Misdiagnosis of polio survivors has been rampant, given how few doctors are alive who are familiar with it, and sometimes too much exercise has been prescribed, especially if the patient didn’t recall or know he or she had had polio. There is exercise needed to maintain muscles but it has to be very specifically prescribed. Most of the younger polio survivors live in India, Afghanistan, Pakistan and other countries that didn’t have the vaccine as early as the US did. So, ironically, the US has few polio knowledgeable doctors.
So what we are taught by therapists with correct awareness when this PPS starts setting in is “brace and pace, and manage the number of tasks you THINK you can do in a day, because it’s probably less than that.” We start wearing things like ankle or knee braces and using crutches, canes and walkers. I now embrace assistive devices. I am so thankful for my mobility travel scooter.
And when I plan my calendar, I know that more than two events (even a zoom) in a day are pretty much impossible, and keeping it to one or less is wise.

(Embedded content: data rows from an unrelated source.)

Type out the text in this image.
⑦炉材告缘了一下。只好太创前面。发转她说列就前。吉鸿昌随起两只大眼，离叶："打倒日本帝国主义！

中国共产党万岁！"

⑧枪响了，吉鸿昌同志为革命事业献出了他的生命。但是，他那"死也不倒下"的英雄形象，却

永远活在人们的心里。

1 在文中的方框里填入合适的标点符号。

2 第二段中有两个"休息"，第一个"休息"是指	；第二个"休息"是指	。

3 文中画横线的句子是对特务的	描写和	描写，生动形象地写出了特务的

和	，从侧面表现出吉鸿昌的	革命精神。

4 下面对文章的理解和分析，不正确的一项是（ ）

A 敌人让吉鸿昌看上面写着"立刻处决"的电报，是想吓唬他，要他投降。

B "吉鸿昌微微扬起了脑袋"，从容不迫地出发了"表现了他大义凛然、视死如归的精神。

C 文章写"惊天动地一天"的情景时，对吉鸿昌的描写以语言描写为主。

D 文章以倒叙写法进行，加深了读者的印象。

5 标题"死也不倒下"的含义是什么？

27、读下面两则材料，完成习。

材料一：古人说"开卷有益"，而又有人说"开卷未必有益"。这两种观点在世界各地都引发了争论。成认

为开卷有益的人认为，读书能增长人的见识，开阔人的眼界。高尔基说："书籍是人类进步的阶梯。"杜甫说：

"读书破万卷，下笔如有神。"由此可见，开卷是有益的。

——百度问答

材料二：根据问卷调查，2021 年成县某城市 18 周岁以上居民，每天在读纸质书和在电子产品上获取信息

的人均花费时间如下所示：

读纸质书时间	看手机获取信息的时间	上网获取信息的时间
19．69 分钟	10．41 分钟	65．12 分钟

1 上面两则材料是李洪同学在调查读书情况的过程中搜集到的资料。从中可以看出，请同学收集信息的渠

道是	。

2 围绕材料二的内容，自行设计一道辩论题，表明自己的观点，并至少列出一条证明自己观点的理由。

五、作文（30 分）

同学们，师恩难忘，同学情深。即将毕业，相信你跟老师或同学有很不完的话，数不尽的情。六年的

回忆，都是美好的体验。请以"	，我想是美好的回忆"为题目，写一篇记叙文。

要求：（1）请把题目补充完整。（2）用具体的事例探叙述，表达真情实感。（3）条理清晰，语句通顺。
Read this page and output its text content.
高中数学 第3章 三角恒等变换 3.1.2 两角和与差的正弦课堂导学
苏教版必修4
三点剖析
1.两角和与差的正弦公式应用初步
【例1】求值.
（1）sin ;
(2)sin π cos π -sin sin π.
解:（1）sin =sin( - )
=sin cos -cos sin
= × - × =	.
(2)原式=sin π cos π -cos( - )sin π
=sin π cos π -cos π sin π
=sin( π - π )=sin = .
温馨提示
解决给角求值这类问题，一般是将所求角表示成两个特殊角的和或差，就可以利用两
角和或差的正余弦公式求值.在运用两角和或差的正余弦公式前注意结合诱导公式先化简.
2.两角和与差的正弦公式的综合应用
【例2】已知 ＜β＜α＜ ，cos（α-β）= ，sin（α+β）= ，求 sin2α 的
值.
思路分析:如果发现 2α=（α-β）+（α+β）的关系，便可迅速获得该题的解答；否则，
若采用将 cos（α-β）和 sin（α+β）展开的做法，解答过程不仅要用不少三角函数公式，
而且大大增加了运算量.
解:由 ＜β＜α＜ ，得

My pool exercise has assisted me first in gaining a little strength (20+ years ago when I started it), and showing me that I had a limit (I got to a point where I was doing too much and risking loss of strength) and now I’m in the sweet spot. I know how much is beneficial and how much is too much, so I don’t ever go there anymore.
I know that many of you know exactly how this is, dealing with fatigue. It may be far worse for you, even without any paralysis.
One continues to hope that someone, someday, will put their finger on the fatigue cure… not that there is a one size fits all. It truly depends upon the condition causing it, and at the same time, every polio survivor, for instance, is different. I have been sorry to read in a recent The Atlantic article by Ed Yong (7/27/23) that some long Covid people have worse problems with fatigue than I do.